We have decided against this option.

Thrust Guided Rocket

The idea here is that one can either:-

– Move the nozzle, which will adjust the thrust direction

or

Move some vanes that are downstream of the thrust that re-direct the thrust direction

With the solid engines, the former is inpractical. The nozzles are fixed.

With the latter, the design is not simple, or easy to simple and some of the engineering required is not so simple. We would need some external actuators, ones that can provide a massive torque (to combat the force of the rocket thrust), while still keeping the rocket streamline, and at the same time using the limited ‘realestate’ at the bottom of the rocket. For the vanes, we would need special material that would not be destroyed by the thrust, be light and have a specific design to induce the right sort of adjustments.

We have decided against these two options.

Centre of Mass Guided Rocket

This is not a commonly used method, however, it has been mentioned a little in some of the rocketry literature on the Internet. The concept is that you adjust the Centre of Mass (moving it laterally) so that the thrust, in combination with this off-axis centre of Mass produces a resultant moment.

Imagine yourself standing up and someone pushing you backwards. You instinctively put your arms/hands outreached in front of you to try and move your Centre of Mass forward.

This method could work, but it would need to move masses quickly and efficiently without producing too much un-wanted disturbances to the rocket’s motion. The whole system would need to be relatively light, so as to not be a burden on the rocket.

Summary

The latter option seems the most likely to succeed.
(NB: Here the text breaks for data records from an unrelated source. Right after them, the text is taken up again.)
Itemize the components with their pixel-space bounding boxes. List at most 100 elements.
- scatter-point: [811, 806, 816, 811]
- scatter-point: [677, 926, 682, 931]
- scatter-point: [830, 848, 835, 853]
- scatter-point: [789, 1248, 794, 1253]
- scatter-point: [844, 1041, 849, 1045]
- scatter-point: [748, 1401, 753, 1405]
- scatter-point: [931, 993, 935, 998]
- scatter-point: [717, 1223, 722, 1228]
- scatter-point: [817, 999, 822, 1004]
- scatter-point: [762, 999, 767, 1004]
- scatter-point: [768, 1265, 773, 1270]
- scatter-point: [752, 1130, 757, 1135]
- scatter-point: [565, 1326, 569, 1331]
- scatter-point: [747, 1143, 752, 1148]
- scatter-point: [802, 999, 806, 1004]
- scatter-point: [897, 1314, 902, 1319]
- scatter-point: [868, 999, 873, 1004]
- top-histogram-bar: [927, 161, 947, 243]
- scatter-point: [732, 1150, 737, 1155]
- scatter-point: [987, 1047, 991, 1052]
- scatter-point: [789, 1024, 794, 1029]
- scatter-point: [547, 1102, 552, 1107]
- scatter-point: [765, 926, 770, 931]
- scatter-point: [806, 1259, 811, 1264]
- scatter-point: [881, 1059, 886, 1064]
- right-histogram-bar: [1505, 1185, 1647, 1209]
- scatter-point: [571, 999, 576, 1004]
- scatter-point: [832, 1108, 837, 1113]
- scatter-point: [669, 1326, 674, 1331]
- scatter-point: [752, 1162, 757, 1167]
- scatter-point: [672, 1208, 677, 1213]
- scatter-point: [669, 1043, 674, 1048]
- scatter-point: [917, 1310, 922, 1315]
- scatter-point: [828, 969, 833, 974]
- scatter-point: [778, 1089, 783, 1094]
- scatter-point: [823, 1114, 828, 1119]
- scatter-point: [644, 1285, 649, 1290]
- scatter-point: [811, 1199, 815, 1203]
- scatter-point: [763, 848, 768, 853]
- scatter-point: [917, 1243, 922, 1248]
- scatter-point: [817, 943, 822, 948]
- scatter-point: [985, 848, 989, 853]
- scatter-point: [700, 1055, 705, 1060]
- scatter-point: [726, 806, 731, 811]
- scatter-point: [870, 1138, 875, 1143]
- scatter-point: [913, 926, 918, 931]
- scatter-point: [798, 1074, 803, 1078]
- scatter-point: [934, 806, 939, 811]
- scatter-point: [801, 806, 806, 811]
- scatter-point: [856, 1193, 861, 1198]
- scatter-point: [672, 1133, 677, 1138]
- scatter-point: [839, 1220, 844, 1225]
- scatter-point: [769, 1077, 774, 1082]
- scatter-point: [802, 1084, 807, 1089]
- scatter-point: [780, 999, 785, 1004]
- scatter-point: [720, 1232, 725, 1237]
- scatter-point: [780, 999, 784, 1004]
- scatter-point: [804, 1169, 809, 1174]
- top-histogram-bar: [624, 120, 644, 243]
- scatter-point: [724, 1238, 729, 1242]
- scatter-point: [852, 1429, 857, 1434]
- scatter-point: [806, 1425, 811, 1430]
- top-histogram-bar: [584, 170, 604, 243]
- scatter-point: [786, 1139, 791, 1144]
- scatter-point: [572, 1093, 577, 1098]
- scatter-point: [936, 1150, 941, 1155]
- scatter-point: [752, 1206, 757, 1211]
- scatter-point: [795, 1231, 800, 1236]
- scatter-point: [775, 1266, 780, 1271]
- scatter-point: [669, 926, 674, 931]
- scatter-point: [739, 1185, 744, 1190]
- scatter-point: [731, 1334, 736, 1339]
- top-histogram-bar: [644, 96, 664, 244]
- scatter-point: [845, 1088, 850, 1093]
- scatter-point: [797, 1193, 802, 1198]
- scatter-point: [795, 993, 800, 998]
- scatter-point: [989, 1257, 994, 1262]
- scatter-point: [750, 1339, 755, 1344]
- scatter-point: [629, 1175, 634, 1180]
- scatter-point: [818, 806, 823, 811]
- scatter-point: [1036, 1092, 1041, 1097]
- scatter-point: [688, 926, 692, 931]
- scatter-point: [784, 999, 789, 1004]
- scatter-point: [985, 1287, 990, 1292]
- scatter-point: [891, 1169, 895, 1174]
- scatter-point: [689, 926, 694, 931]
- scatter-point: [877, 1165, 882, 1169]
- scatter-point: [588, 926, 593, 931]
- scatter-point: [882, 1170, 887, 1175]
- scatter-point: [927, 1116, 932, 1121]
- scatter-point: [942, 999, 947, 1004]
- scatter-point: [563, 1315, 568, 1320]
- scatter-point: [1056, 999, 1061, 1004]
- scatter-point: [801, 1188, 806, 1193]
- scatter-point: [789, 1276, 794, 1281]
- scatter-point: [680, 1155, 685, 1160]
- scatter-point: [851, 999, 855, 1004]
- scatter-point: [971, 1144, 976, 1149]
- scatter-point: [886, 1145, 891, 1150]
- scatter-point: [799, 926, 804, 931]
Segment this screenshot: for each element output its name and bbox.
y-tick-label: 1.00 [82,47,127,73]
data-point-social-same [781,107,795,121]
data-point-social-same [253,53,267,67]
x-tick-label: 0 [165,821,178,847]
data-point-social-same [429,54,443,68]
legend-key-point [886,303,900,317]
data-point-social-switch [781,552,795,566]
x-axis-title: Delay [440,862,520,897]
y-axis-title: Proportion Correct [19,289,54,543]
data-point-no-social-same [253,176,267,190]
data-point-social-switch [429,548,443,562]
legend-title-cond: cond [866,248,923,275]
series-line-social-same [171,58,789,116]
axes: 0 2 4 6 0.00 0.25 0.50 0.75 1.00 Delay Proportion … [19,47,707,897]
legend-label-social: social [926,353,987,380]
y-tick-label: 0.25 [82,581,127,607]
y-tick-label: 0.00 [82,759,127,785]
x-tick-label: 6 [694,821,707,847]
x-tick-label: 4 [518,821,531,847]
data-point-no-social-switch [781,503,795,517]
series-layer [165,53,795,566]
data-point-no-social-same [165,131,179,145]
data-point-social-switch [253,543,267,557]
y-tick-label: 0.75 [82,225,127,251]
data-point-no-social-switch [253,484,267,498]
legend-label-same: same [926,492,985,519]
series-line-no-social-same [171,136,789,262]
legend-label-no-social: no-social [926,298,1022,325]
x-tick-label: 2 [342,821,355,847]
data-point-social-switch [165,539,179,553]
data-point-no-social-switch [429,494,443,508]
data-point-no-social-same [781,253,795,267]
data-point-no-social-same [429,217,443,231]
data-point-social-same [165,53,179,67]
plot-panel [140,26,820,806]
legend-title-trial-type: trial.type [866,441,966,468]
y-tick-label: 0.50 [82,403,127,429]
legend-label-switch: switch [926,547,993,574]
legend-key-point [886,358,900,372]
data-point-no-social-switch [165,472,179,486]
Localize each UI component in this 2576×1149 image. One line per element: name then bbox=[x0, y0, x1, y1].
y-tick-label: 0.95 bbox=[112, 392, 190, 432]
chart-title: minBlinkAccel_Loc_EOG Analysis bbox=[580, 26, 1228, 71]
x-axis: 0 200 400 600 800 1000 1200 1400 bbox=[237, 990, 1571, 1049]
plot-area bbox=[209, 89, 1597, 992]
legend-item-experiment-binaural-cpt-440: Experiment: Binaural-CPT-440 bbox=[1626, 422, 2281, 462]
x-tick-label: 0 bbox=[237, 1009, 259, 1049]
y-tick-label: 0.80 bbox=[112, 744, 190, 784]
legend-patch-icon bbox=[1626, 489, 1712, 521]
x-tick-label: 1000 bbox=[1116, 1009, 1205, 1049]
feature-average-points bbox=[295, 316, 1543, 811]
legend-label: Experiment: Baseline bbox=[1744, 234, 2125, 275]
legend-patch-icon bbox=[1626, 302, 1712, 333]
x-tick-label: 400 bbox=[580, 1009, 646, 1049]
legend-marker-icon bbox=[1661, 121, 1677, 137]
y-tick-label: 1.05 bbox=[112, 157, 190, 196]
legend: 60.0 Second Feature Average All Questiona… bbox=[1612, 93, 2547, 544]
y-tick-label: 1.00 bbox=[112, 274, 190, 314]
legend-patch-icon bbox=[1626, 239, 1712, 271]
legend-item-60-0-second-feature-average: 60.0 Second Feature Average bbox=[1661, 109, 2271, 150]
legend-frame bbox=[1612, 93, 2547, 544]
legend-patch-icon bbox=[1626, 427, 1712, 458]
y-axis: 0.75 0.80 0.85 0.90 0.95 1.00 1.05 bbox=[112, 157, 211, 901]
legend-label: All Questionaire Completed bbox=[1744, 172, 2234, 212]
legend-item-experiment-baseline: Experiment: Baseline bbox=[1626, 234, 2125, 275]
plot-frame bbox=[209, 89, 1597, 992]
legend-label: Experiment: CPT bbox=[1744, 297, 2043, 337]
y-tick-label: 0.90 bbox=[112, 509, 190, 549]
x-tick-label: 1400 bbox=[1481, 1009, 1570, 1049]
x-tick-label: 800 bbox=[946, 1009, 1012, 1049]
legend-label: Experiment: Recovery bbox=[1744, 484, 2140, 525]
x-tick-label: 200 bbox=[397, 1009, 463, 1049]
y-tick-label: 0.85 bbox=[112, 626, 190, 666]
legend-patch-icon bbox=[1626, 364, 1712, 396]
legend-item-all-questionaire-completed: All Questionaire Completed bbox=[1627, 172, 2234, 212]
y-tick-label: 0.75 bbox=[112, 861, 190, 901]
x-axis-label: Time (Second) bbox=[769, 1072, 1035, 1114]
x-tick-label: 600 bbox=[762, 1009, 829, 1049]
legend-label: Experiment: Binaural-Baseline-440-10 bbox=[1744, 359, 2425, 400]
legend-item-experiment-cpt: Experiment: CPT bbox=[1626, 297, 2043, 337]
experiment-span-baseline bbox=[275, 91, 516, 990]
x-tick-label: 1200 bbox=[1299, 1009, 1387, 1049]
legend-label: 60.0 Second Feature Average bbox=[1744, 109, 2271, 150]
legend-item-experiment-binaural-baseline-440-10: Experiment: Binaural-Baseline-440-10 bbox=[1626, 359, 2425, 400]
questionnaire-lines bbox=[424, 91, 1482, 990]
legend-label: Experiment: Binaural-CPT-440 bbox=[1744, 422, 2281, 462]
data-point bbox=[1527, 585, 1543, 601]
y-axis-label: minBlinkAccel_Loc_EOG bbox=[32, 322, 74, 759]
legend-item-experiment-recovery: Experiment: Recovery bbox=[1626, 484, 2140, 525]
We have decided to put a more thought into such a solution. In particular, we decided it would abe a good idea to try and simulate such an engine.

 

 

 

 

First launch of JAJI Rocket

A launch of the JAJI rocket was done on the 1stof November 2015 at the mud-flats situated approximately mid-way between Palm Cove and Port Douglas.

 

Launch location
Launch location

 

It was an extremely hot day to launch the rocket. I had to walk about 8km in total to get all the equipment out to the launch area. I got a lot of blisters. I will definitely be trying to work out a better way to get the launch site setup next time.

Eventually we got everything setup, but then had some issues with the GroundStation Electronics. The groundstation.pl process kept finding non-ascii characters and crashing. As a result we almost didn’t get to launch the rocket. We managed to get through all the stages of the launch sequence by restarting the Groundstation between each step.

We have since discovered the cause of the Groundstation issue. It was due to overflow of the Serial Buffers. We’d lose some data and we’d get ‘pieces’ of data. This totally confused the groundstation perl script and crashed it. One improvement that we are looking at implementing is a re-start on crash script. Other improvements include ensuring Serial Buffers cannot be overflowed.

The engine we used was a HP110-G250VM-14A and the rocket we used was ‘JAJI AEROSPACE’, a Callisto rocket. We used OpenRocket to predict the speed and altitude. These are below.

 

OpenRocket_Launch_Simulation
Graph of altitude, velocity and acceleration

 

Summary information
Summary information

 

 

A video of the launch is below.

 

 

Below is a picture of the landing.

Rocket Landing site - Notice the imprint of the motor in mud
Rocket Landing site – Notice the imprint of the motor in mud

The piston was slightly damaged by the shock cord. See a picture of this damage below.

Damaged Piston Tube
Damaged Piston Tube

This damage is minor. It was repaired using some areldite and masking tape. Then it was sanded down so it could easily slide up and down inside the airframe.